Paper Reading #30: Life "modes" in social media

Reference Information
 Life "modes" in social media bFatih Kursat Ozenc and Shelly D. Farnham.   Presented at CHI '11 Proceedings of the 2011 annual conference on Human factors in computing systems.


Author Bios 
  • Fatih Kursat Ozenc is at Carnegie Mellon University/
  • Shelly D. Farnham is currently a researcher at Microsoft Research and holds a PhD from the University of Washington
Summary

Hypothesis

The researcher's believe that people organize their social worlds based on life modes and also believe that the ways to express such modes can be further improved when it comes to organizing such things.
Methods
The researchers recruited 16 potential participants after an extensive screening process and asked them to model their lives.  Specifically, their lives at present and with a focus on how they spend time and who they spend it with.  The participants then went through their maps with different colored markers, noting how they communicate between each node.
Results
Most of the participants drew one of two types of maps, namely, a social meme or timeline map, for modeling their lives.

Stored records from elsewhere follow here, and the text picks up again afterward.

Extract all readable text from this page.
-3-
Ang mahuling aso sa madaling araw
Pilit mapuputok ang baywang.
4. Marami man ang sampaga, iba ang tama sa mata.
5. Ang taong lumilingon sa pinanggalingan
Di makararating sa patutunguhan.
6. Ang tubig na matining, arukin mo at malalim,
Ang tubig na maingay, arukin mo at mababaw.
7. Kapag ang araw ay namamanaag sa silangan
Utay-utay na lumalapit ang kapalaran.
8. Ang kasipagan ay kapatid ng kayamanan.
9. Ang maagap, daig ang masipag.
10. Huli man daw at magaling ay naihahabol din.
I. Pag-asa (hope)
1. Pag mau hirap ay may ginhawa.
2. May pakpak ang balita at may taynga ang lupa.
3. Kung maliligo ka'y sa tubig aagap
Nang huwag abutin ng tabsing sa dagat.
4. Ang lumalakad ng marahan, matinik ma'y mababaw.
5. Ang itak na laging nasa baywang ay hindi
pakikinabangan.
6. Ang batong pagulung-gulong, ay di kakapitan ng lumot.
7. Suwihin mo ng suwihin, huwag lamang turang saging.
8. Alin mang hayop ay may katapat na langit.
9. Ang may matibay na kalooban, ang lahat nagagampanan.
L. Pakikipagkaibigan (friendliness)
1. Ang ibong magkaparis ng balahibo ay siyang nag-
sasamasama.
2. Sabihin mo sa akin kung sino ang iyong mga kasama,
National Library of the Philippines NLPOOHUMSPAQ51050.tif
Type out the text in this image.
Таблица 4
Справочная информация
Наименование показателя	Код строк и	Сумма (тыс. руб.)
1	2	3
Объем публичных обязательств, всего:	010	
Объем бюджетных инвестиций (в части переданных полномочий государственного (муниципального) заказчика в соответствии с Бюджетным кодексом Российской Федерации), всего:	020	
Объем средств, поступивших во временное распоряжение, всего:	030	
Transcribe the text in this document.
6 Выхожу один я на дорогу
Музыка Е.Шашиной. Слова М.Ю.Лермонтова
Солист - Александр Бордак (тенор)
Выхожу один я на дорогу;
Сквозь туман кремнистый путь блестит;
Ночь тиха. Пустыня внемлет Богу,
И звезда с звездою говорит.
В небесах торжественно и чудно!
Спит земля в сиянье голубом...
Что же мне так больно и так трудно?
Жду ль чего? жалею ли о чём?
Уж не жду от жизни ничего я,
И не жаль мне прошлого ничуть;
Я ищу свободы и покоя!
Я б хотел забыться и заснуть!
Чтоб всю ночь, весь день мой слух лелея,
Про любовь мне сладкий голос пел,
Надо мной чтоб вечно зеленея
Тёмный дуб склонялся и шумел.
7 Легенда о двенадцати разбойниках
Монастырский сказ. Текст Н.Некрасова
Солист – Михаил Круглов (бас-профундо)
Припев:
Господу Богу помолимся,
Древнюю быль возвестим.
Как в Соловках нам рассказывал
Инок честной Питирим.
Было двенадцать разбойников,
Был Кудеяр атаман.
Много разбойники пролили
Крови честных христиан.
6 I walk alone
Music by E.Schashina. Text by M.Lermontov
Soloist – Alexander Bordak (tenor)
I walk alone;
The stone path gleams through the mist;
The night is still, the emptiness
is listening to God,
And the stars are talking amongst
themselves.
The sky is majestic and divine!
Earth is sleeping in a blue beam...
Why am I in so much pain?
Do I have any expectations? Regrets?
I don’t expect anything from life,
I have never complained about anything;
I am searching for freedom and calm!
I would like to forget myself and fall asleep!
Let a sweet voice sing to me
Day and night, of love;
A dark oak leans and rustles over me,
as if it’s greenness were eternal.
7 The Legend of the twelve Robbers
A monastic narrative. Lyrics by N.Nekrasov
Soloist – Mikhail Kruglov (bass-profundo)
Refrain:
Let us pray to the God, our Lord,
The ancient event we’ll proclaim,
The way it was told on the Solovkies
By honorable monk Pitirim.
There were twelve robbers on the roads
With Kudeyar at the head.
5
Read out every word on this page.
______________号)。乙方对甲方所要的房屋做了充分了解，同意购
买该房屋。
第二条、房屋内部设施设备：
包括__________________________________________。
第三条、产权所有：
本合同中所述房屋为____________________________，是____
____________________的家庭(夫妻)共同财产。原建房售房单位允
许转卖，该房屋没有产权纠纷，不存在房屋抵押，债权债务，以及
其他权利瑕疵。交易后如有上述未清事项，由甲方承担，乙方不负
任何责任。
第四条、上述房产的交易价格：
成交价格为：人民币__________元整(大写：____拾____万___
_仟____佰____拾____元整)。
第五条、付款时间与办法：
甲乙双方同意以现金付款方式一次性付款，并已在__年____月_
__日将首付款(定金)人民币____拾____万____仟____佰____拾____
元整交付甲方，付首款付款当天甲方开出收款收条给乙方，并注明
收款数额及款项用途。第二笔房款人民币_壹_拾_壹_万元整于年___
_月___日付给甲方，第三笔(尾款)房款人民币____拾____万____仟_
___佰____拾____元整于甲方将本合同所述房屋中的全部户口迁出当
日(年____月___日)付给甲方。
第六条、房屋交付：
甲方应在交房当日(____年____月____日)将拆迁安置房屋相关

The remaining used list view, and a pi-chart. The ratio for extremely segmented to extremely integrated life facets was one to one. Email was the area where segmentation was universal. Participants’ transitions from one area of life to another were most often concurrent with external transitions such as moving through time or moving from one place to another. Focused sharing and consuming was preferred than organizing and transitioning. Reactions to the concept scenarios and rankings of visual metaphors pointed to a need for organization tools that prioritize different areas of lives in simple, dynamic, yet holistic ways.
Contents
This paper seeks to explore how we manage and compartmentalize the different social circles in our lives.  By looking at how people classify different levels of interaction and comparing it to the various social channels used to maintain communication, the researchers hoped to gain a better view of how social networking in general can be adapted and improved to better cater to the structure of our social lives.
Discussion
I though this was a cool way to look at social media and how it shapes the world around us.